⚠️ The code within this repository is not meant for production or finalized environments: it exists solely to demonstrate some of the capabilities of the Specify 7 API. Proceed with caution if you wish to use the application as-is or with very slight modifications to accomplish tasks it was not specifically designed to accomplishThe code can, however, be used as inspiration or a starting place for other developmental projects
The repository exists to provide a working demonstration of using the Specify 7 API for a practical application. For additional information about the API, view the related documentaion of the API on the Specifourm or on the Specify 7 GitHub Wiki.
Currently in Specify 7, there is not an easy way using the frontend interface (or the WorkBench component) to mass-import synonymized Taxa. The goal of this demo is to develop an application which will read a csv file containing simple taxonomic information and upload the taxa if they do not already exist in the Specify 7 instance. If any taxon already does exist, we will update it to match the information in the csv.
Specifically, we are in charge of uploading mammal taxa records from a csv.
Consider the taxon_to_import.csv, which contains the information we wish to upload.
(All taxa information was adopted from gbif.org)
Rows in our csv can have one of two forms. If the taxon is accepted (contains 'Yes' for isAccepted), then it will not contain any information in the AcceptedGenus
, AcceptedSpecies
, and AcceptedAuthor
columns.
Otherwise if the taxon is a synonym, it will always contain information in the AcceptedGenus
, AcceptedSpecies
, and AcceptedAuthor
columns.
The Author
and AccecptedAuthor
columns only represent the taxon authors for Species and AcceptedSpecies (respectively).
For example, here are the first 2 rows of the taxon_to_import.csv, which exhibit the differences described above.
Order | Family | Genus | Species | isAccepted | Author | AcceptedGenus | AcceptedSpecies | AcceptedAuthor |
---|---|---|---|---|---|---|---|---|
Afrosoricida | Tenrecidae | Microgale | talazaci | Yes | Major, 1896 | |||
Afrosoricida | Tenrecidae | Oryzorictes | talpoides | No | G.Grandidier & Petit, 1930 | Oryzorictes | hova | A.Grandidier, 1870 |
Our application should handle a row in the CSV following way:
- For each specified rank in [Order, Family, Genus, Species], we check to see if a Taxon record at the rank exists with the name and has a parent with a name equal to the name of the taxon in the previous rank in the row (the previous Taxon record for Order is the Taxon record with rank Class called 'Mammalia')
- For example, in the first row we check to see if Taxon record with name 'Afrosoricida' at the Order rank exists who is a child of Mammalia. Then we proceed with the below steps and then check if there is a Taxon record at the Family rank with name 'Tenrecidae' which is a child of 'Afrosoricida', ...

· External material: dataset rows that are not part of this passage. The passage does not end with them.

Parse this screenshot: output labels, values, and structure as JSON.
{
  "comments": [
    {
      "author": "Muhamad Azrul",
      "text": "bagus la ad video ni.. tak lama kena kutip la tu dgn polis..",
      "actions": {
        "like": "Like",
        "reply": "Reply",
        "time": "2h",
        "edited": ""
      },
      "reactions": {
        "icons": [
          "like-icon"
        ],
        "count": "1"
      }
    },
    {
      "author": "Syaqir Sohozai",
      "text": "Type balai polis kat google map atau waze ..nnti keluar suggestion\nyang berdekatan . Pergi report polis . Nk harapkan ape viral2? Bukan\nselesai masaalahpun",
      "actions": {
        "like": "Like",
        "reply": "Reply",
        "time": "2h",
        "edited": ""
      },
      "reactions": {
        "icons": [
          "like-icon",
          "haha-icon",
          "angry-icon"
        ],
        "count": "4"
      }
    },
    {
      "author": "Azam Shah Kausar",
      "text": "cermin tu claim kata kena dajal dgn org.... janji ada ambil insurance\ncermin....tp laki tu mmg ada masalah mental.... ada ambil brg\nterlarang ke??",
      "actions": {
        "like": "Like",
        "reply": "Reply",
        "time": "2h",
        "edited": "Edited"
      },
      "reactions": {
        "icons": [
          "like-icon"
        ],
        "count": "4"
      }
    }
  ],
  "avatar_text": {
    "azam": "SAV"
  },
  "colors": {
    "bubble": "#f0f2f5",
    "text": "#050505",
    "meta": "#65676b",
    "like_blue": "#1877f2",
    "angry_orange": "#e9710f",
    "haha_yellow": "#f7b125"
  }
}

- If the Taxon record exists, we fetch the record to use it for the next rank in the row. Otherwise, we create the Taxon record first and then can use it for the next rank in the row
- If the rank is 'Species', there are additional steps which need to be done:
- If the row contains 'No' for 'isAccepted', we fetch or create the AcceptedSpecies Taxon (creating the AcceptedGenus if needed) and then synonymize the 'Species' to 'AcceptedSpecies'
- If the Species or AcceptedSpecies records have information in the
author
field which does not match Author or AcceptedAuthor (respectively), then the taxon record is updated match the author
The project was developed and tested using Python v3.12.3
and the Python library requests v2.31.0
.
Other versions of Python and requests may work, but the behavior has not been explicitly verified.
View more information about the requests library at https://pypi.org/project/requests/.
- Clone or otherwise copy the repository
cd
into the folder containing the repository to set it as the working directory- Create a python virtual environment using
python3 -m venv .venv
- This creates a
.venv
folder in the working directory which contains the virtual environment
- This creates a
- Source the environment
- Install the dependencies using
pip3 install -r requirements.txt
The demo can then be run (while the virtual environment is sourced) using python3 main.py
Currently, the demo uploads the taxonomic information to the Specify 7 demo instance at https://sp7demofish.specifycloud.org/specify/ using user sp7demofish
(which has password sp7demofish
) logged in to the KUFishvoucher
collection.
While running the demo, each network request made with the API (and any request payload, when applicable) along with the timestamp is logged and saved into a importlog.txt
file.
The general steps and progess (primarily which row is being processed from the CSV) is printed to the standard output.
Every taxon record created through the demo will have "Generated in Demo"
inserted into the remarks field.
Alongside creating and updating Taxon records, a Taxon recordset called Imported Species (Api Demo)
is created (owned by the user which was logged in and created in the logged in collection) containing all of the species records which were fetched, updated, or created for easy viewing in the application once the demo completes.